1 September 2022, 10:21

Salted owls and boar fat: Cambridge to digitize ancient medical manuscripts

Salted owls and boar fat: Cambridge to digitize ancient medical manuscripts
The Cambridge University Library has launched a project to digitize ancient manuscripts that were created by medieval doctors. After digitization, the materials will be in the public domain.
Most of the works date back to the XIV-XV centuries. However, among them there are those who are thousands of years old. Manuscripts are distinguished by rich illustrations, the presence of medical schemes. Also among the materials there are small books for pocket carrying.
As James Freeman, an expert on the Middle Ages of Cambridge, noted, medieval literature is a unique opportunity to understand what medical culture was like in the Middle Ages. Interactions between patient and patient.

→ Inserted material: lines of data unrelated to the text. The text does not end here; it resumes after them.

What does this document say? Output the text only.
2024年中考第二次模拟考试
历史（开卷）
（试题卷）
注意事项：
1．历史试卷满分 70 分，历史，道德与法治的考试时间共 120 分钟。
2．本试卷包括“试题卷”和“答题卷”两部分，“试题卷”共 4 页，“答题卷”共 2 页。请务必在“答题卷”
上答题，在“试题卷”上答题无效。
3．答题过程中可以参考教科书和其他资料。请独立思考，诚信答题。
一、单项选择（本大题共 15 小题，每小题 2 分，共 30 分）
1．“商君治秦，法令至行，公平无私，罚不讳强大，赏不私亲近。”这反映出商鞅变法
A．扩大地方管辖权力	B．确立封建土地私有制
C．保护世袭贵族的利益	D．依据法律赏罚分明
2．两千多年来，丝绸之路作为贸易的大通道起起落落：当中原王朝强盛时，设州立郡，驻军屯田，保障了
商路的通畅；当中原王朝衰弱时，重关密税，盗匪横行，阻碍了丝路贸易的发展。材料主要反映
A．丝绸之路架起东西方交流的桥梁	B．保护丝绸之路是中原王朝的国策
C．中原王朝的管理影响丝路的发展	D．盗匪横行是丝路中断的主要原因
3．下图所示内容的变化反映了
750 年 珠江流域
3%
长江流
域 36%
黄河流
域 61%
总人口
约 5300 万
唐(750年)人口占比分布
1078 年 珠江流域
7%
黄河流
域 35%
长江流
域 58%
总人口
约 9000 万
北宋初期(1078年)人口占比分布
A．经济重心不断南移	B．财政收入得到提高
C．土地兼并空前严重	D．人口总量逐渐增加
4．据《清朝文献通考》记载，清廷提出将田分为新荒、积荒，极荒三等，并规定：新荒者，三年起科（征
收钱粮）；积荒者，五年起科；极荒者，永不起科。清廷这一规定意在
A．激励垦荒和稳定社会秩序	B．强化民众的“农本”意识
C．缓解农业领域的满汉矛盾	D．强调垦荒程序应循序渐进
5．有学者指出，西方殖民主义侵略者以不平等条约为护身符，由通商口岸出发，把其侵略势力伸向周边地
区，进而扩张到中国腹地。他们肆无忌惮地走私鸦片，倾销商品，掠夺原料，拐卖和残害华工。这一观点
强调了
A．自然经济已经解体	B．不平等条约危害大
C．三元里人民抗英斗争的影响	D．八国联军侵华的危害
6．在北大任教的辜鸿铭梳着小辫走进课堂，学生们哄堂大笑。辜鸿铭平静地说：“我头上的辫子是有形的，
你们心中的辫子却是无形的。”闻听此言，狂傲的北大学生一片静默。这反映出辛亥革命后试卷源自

Modern doctors will be able to analyze prescriptions for antibiotics, antiseptics and analgesics.
Some of the recommendations of the doctors of the Middle Ages can not only surprise, but also shock. For example, gout was recommended to be treated with a mixture of crushed salted owl and boar fat. In the treatment of cataracts, the gallbladder of a hare and honey "helped".
As a rule, the ingredients were mixed and applied to places on the body that bothered the patients. These were components of mineral and vegetable origin. Mostly herbs and spices.
Doctors often resorted to bloodletting. The manuscripts include special diagrams with the location of large veins, which made it possible to quickly alleviate the pain of the patient.
Experts from Cambridge plan to digitize about 180 manuscripts. Most will be supplemented with translations, since many of them are written in Latin. Other languages ​​include French and Middle English.